For Duane Cyrus, becoming the director of the School of Dance is another step in his career of influence, artistry and brilliance in the dance community. A graduate of the Julliard School and an award-winning artist, educator, curator and producer, Cyrus has worked in many sectors of the dance world and believes that the School of Dance is the perfect place for him to continue his legacy.
Unlike most collegiate dance programs in the country, Cyrus says, UArizona focuses heavily on introducing students to performance. This was one of the key factors for him when choosing Arizona.
“What makes the dance program here so great is that the students get to have an intensive, conservatory experience,” he says. “This means that they get to perform incredible works and learn how to be performers and choreographers, so they understand the practical parts of dance. All these elements came together to show me that this is the ideal place for me to advance my leadership.”
Before coming to UArizona, Cyrus was a dance professor at the University of North Carolina at Greensboro for 17 years, spearheading many projects and programs. “One of my proudest accomplishments at UNCG was exposing students to professional legacy choreographies,” Cyrus says.
Although Cyrus has been involved in dance education for many years, he also has impressive performance accomplishments, including performing as a soloist with the Alvin Ailey American Dance Theater, being a guest artist with the Tokyo Ballet Group and being a featured dancer in the original London production of Disney’s “The Lion King.”
“What I want people to walk away with when they see my creative work is the idea that difference is possible,” Cyrus says. “Being open to difference means you can also dispel and mitigate expectations. That is what art is: someone else’s perspective on something. For people to approach work with the openness of accepting difference is essential. It is why art is important — art applies difference.”
Cyrus also acknowledges his identity as an Afro Caribbean man through his artistic works, not only to offer relatability to people who share the same identities but also to educate those who don’t. “I want to make works that are taking my perspective and translating them in a way that is accessible to everyone,” he says.
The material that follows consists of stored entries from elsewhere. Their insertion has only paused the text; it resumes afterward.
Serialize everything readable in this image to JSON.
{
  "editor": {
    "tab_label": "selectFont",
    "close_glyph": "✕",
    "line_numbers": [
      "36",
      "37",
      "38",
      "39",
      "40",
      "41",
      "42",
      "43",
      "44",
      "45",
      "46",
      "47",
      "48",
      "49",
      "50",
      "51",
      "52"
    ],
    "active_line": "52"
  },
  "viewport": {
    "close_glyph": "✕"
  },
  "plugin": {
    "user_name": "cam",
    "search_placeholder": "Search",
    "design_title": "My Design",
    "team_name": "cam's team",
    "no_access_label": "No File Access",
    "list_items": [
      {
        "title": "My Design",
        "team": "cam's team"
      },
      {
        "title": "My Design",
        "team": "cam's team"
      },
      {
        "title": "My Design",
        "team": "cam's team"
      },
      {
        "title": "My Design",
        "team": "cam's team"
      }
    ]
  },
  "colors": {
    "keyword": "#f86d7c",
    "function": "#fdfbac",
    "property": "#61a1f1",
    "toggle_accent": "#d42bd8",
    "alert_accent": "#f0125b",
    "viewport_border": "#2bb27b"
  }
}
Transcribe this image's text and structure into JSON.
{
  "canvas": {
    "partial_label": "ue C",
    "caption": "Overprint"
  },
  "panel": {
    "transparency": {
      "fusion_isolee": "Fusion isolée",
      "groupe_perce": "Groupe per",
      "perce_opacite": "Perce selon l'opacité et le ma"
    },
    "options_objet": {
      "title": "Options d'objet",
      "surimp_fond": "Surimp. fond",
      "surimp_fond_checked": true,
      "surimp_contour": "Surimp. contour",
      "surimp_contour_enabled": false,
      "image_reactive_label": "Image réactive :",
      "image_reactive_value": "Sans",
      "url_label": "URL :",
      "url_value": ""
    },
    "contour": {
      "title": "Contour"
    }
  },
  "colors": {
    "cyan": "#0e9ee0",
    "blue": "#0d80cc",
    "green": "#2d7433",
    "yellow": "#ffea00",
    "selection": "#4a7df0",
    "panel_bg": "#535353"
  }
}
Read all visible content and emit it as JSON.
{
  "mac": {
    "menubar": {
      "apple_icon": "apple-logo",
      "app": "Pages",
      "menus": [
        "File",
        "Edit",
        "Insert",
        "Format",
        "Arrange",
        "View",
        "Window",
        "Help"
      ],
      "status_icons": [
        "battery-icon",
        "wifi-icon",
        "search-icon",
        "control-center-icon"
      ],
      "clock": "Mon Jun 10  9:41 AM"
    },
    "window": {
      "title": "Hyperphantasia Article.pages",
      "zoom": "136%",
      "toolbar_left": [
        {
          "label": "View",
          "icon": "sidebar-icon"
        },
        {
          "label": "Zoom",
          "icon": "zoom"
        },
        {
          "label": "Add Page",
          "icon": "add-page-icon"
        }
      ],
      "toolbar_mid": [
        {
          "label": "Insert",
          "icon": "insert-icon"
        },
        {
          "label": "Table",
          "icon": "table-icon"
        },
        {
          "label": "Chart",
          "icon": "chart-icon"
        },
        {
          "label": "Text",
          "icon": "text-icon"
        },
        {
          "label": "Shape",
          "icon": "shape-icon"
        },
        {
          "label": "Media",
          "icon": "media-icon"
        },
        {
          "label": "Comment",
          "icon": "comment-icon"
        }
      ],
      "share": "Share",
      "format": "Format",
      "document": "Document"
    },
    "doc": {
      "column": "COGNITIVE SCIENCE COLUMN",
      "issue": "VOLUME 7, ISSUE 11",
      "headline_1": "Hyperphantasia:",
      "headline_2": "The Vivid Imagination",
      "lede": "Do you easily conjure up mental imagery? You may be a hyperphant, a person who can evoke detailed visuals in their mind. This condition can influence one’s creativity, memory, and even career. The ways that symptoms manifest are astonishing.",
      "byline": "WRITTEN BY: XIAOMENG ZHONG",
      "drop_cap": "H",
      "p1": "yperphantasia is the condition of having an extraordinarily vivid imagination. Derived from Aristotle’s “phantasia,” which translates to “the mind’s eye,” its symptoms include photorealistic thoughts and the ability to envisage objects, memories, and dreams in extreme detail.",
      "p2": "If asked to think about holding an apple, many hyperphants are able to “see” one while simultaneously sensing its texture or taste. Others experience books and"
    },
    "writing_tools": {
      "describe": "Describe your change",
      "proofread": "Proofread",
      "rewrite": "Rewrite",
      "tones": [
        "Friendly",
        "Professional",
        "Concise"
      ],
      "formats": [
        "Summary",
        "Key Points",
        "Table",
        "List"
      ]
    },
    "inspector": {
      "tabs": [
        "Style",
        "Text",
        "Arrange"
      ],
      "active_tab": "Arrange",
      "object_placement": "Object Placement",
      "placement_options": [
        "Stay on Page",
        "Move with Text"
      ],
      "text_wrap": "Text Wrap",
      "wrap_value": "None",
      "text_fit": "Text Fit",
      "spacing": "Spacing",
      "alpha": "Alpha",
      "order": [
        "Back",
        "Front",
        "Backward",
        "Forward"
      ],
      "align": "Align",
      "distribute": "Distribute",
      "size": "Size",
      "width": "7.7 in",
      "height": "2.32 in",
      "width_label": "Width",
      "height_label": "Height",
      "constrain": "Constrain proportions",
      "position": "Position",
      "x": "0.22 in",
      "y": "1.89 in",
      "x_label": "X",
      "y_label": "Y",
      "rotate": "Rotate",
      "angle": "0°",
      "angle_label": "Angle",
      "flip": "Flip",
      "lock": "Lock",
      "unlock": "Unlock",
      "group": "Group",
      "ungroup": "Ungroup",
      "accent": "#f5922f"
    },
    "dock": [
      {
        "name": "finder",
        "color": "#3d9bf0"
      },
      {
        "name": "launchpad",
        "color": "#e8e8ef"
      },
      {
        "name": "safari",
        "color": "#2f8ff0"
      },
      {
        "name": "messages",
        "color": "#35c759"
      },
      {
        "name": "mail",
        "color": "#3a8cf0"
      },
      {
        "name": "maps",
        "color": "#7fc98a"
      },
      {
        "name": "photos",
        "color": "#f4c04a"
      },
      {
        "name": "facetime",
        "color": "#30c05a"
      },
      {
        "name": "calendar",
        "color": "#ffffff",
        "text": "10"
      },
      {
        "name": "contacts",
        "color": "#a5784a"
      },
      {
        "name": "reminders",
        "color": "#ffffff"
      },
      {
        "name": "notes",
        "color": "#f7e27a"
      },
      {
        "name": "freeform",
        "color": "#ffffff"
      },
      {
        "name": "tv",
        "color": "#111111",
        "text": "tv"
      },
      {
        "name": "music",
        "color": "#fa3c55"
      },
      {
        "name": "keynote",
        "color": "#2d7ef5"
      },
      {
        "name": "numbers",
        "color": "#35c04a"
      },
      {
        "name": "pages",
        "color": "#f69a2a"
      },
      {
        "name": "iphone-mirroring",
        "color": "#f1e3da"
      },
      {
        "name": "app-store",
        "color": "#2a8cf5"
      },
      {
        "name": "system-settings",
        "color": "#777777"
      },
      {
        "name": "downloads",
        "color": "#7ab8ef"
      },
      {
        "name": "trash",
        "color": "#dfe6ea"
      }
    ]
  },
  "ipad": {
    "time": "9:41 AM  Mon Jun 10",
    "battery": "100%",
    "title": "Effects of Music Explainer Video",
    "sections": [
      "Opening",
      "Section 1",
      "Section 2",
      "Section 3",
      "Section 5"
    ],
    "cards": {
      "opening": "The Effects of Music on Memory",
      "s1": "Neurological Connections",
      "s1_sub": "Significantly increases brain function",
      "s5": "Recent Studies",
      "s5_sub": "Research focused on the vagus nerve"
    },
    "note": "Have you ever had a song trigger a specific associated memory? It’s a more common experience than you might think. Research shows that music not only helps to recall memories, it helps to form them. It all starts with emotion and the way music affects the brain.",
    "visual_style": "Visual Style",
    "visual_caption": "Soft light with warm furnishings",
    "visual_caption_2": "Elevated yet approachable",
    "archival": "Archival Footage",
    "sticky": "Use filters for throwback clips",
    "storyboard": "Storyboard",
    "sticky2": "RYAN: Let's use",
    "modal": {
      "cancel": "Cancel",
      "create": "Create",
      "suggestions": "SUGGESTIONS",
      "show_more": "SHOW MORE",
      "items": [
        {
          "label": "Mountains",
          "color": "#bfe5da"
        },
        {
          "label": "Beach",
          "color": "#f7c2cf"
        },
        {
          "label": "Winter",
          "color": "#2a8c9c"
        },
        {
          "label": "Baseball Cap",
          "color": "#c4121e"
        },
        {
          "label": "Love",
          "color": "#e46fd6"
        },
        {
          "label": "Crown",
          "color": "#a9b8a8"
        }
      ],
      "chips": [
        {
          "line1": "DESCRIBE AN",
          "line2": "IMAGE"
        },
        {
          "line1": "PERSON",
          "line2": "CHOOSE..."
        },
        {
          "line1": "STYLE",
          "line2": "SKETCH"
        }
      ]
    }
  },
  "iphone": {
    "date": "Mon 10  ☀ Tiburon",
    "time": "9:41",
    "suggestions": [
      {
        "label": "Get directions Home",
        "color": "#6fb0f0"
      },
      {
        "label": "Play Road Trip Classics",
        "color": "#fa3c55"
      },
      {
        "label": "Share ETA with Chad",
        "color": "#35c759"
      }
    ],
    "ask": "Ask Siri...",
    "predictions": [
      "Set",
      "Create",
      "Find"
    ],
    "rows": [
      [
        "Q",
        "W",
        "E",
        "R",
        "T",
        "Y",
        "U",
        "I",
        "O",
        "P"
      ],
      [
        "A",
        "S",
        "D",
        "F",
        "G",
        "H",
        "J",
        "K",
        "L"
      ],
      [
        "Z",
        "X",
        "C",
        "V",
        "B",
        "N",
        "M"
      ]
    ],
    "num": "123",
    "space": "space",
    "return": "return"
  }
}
Though Cyrus is an accomplished professional dancer, he believes working in higher education is exactly where he is supposed to be at this time in his career.
“By being in this position, I can reach young people at a very important stage in their artistic lives,” he says. “They are mature enough so they can absorb sophisticated ideas, but they are young enough to where they are still malleable and able to change.”
He also has plans to implement new programs. “I want to advance how research takes place at the School of Dance,” he says. “One initiative that I am in the process of developing is graduate-level research in choreography so that we are bringing in strong professionals who want to explore their voice as creatives and expand their research options as graduate students.”
Cyrus has identified three critical areas to ensure the values of the School of Dance are a top priority under his new leadership: transparency and accountability, organizational alignment, and mentorship. He also makes sure he is accessible to students and their needs. “It’s all about letting people know what is going on and allowing everyone in the School of Dance the ability to learn and grow in their respective areas, whether that be student, faculty or staff,” he says.
Cyrus will be the second director of the School of Dance, following Jory Hancock, and he is excited to add to the foundation laid down by his predecessor. “Jory focused on legacy works, which are works that professional companies perform and are funded by donors,” he explains.
“We are currently in negotiation for new works. I want to continue to build on and expand the diversity of what is considered a legacy work by looking for choreographers of color and nontraditional choreographers. I want to expand the canon for what is considered a legacy work and bring that excellence to the program.”